You may notice that many of your goroutines share the same first call address. This is your program's main, or entry point. Some goroutines won't originate there because programs have various `init()` functions and the Go runtime may also spawn goroutines.
The lines that follow start with `#` and are actually just comments for the benefit of the reader. They contain the current stack trace of the goroutine. The top represents the top of the stack, i.e. the current line of code being executed. The bottom represents the bottom of the stack, or the code that the goroutine initially started running.
The stack trace has this format:
```
<address><package/func>+<offset><filename>:<line>
```
The address is the function pointer, then you'll see the Go package and function name (with the associated type name if it's a method), and the instruction offset within the function. Then perhaps the most useful piece of info, the file and line number, are at the end.
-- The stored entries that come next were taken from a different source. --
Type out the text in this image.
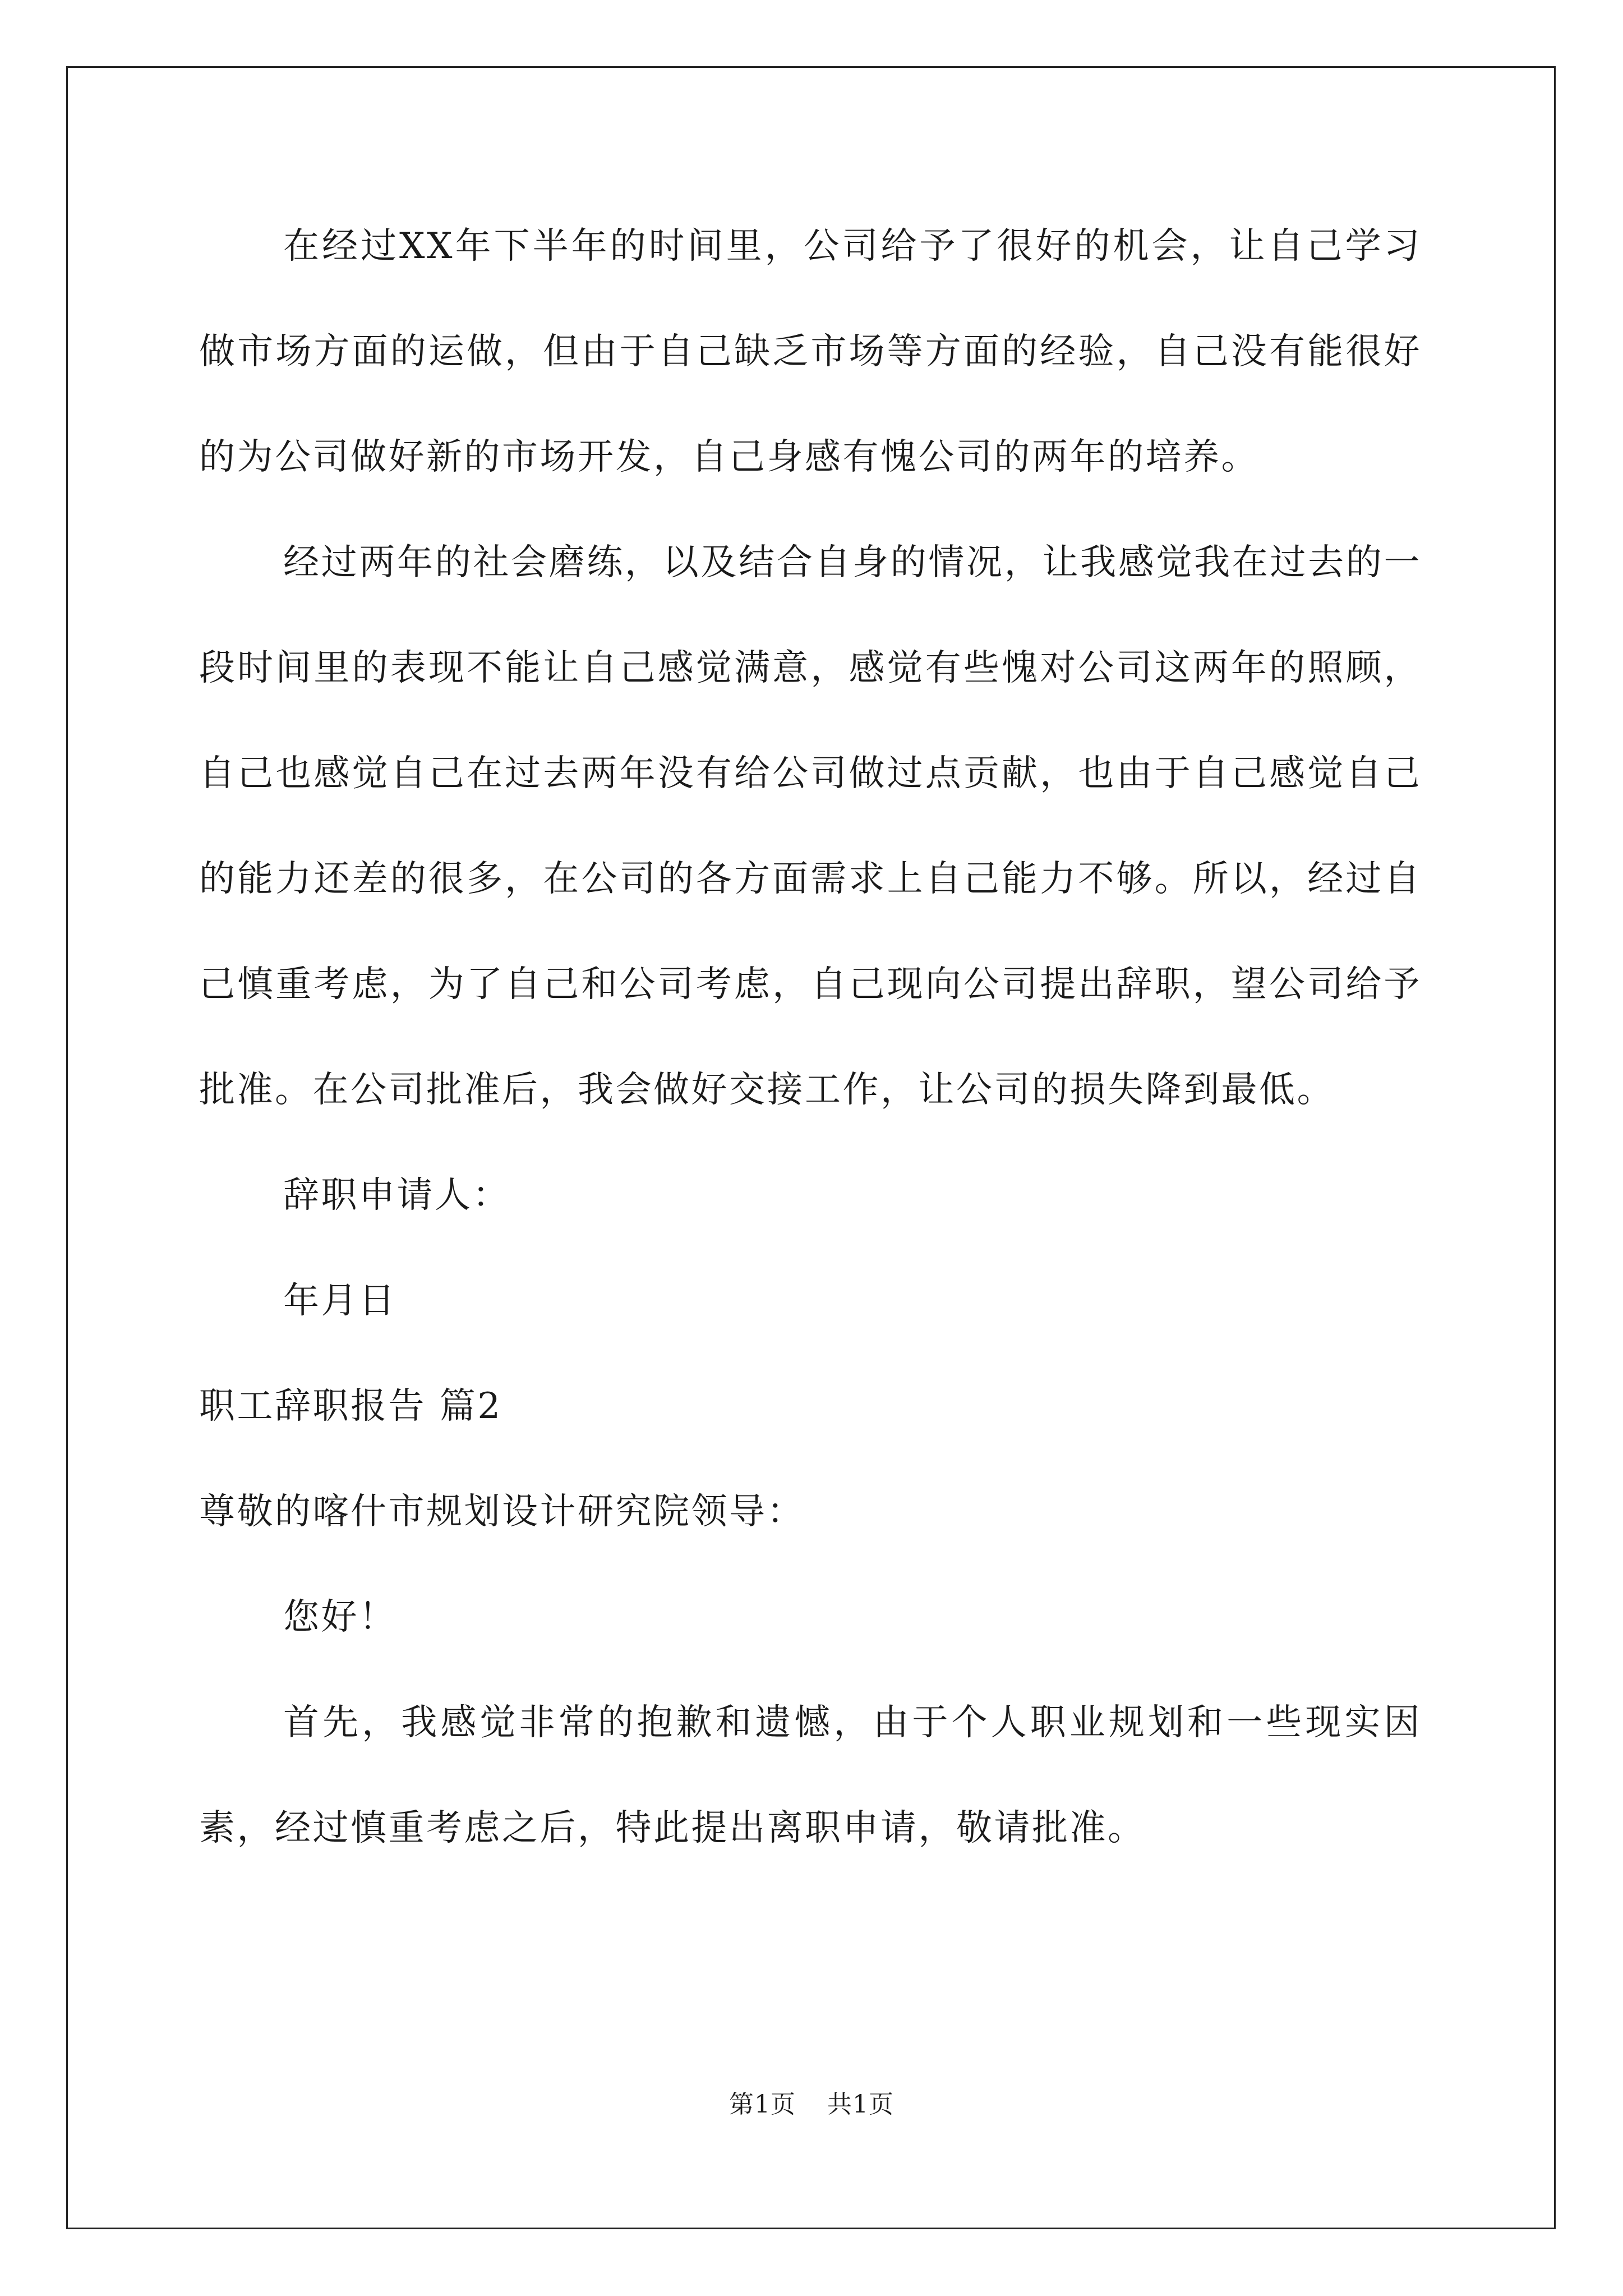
在经过XX年下半年的时间里，公司给予了很好的机会，让自己学习做市场方面的运做，但由于自己缺乏市场等方面的经验，自己没有能很好的为公司做好新的市场开发，自己身感有愧公司的两年的培养。

经过两年的社会磨练，以及结合自身的情况，让我感觉我在过去的一段时间里的表现不能让自己感觉满意，感觉有些愧对公司这两年的照顾，自己也感觉自己在过去两年没有给公司做过点贡献，也由于自己感觉自己的能力还差的很多，在公司的各方面需求上自己能力不够。所以，经过自己慎重考虑，为了自己和公司考虑，自己现向公司提出辞职，望公司给予批准。在公司批准后，我会做好交接工作，让公司的损失降到最低。

辞职申请人：

年月日

职工辞职报告 篇2

尊敬的喀什市规划设计研究院领导：

您好！

首先，我感觉非常的抱歉和遗憾，由于个人职业规划和一些现实因素，经过慎重考虑之后，特此提出离职申请，敬请批准。

第1页 共1页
### Full goroutine stack dump
If we change the query string parameter to `?debug=2`, we get a full dump. This includes a verbose stack trace of every goroutine, and identical goroutines are not collapsed. This output can be very large on busy servers, but it's interesting information!
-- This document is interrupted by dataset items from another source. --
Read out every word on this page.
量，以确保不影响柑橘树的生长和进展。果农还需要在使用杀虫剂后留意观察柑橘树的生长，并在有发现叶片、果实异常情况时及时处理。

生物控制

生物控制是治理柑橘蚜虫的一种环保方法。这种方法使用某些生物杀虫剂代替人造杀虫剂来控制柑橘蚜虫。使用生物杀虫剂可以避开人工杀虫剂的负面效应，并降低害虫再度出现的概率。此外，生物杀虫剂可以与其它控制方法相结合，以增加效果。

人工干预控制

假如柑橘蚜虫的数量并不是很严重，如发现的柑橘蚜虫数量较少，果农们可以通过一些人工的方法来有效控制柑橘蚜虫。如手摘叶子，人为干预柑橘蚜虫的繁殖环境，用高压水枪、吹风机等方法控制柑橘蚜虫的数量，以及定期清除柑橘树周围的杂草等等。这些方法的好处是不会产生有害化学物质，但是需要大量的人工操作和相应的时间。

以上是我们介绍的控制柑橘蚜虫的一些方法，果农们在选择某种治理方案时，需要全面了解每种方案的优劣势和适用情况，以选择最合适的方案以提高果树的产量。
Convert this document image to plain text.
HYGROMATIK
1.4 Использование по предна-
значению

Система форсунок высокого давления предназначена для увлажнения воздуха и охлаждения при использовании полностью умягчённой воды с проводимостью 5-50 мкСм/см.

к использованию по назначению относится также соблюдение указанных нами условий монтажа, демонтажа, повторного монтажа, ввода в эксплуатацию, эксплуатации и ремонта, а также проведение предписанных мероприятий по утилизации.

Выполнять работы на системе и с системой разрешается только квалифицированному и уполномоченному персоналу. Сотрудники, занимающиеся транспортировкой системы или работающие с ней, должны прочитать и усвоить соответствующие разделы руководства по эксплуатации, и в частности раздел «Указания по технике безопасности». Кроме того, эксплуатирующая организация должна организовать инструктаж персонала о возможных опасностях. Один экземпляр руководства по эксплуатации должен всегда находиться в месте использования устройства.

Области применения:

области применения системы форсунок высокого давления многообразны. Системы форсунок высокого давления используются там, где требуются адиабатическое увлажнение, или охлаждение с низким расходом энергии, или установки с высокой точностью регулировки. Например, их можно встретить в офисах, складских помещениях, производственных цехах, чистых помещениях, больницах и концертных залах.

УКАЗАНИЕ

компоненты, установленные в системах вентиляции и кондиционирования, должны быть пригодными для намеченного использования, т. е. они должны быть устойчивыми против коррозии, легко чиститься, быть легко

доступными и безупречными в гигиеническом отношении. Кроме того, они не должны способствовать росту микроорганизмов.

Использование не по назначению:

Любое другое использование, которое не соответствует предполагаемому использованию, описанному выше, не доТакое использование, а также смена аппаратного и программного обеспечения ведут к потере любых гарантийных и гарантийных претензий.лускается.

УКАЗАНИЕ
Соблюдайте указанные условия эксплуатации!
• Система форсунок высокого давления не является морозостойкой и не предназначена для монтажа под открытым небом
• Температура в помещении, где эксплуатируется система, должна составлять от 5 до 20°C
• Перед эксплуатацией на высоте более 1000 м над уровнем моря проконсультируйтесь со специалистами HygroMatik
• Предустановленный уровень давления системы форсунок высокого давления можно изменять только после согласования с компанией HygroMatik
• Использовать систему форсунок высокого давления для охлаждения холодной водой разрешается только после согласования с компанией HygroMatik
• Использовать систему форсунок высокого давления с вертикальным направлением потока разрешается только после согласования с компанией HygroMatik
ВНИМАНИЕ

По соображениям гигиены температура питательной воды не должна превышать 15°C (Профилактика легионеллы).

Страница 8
Let's look at one that corresponds to the first call stack above (truncated):
Despite its verbosity, the most useful information uniquely provided by this dump are the first and last lines for every goroutine.
The first line contains the goroutine's number (61961905), state ("IO wait"), and duration ("1 minutes"):
- **Goroutine number:** Yes, goroutines have numbers! But they are not exposed to our code. These numbers are especially helpful in a stack trace, however, because we can see which goroutine spawned this one (see at the end: "created by ... in goroutine 61961902"). Tooling shown below helps us draw visual graphs of this.
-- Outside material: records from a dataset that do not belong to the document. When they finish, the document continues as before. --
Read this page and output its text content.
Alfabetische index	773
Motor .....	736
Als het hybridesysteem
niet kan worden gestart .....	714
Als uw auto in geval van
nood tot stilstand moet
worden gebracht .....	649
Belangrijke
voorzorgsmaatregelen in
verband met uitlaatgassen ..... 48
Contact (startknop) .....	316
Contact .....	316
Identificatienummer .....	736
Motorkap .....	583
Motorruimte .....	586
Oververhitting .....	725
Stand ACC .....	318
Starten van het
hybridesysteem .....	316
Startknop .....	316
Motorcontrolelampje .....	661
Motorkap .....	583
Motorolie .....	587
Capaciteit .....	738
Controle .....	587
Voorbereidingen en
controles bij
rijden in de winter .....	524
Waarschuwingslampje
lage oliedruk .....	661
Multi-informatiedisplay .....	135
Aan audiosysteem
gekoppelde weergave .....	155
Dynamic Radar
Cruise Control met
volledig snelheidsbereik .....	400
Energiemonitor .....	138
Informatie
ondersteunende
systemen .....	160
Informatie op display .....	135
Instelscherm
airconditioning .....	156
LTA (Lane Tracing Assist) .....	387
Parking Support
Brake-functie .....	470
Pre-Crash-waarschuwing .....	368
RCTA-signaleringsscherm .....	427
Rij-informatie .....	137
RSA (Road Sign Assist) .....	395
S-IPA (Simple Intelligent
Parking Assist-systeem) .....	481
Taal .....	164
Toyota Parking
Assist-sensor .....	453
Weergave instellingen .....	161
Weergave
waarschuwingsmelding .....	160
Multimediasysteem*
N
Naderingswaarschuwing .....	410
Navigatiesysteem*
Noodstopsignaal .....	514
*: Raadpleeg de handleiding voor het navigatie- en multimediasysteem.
- **State:** This tells us what the goroutine is currently doing. Here are some possible states you may see:
-`running`: Executing code - awesome!
-`IO wait`: Waiting for network. Does not consume an OS thread because it is parked on a non-blocking network poller.
-`sleep`: We all need more of it.
-`select`: Blocked on a select; waiting for a case to become available.
-`select (no cases):` Blocked on an empty select `select {}` specifically. Caddy uses one in its main to keep running because shutdowns are initiated from other goroutines.
-`chan receive`: Blocked on a channel receive (`<-ch`).
-`semacquire`: Waiting to acquire a semaphore (low-level synchronization primitive).
-`syscall`: Executing a system call. Consumes an OS thread.
- **Duration:** How long the goroutine has existed. Useful for finding bugs like goroutine leaks. For example, if we expect all network connections to be closed after a few minutes, what does it mean when we find a lot of goroutines alive for hours?
### Interpreting goroutine dumps
Without looking at code, what can we learn about the above goroutine?
It was created only about a minute ago, is waiting for data over a network socket, and its goroutine number is quite large (61961905).
From the first dump (debug=1), we know its call stack is executed relatively frequently, and the large goroutine number combined with the short duration suggests that there have been tens of millions of these relatively short-lived goroutines. It's in a function called `pollWait` and its call history includes reading HTTP/2 frames from an encrypted network connection that uses TLS.
So, we can deduce that this goroutine is serving an HTTP/2 request! It's waiting on data from the client. What's more, we know that the goroutine that spawned it is not one of the first goroutines of the process because it also has a high number; finding that goroutine in the dump reveals that it was spawned to handle a new HTTP/2 stream during an existing request. By contrast, other goroutines with high numbers may be spawned by a low-numbered goroutine (such as 32), indicating a brand new connection fresh off an `Accept()` call from the socket.
Every program is different, but when debugging Caddy, these patterns tend to hold true.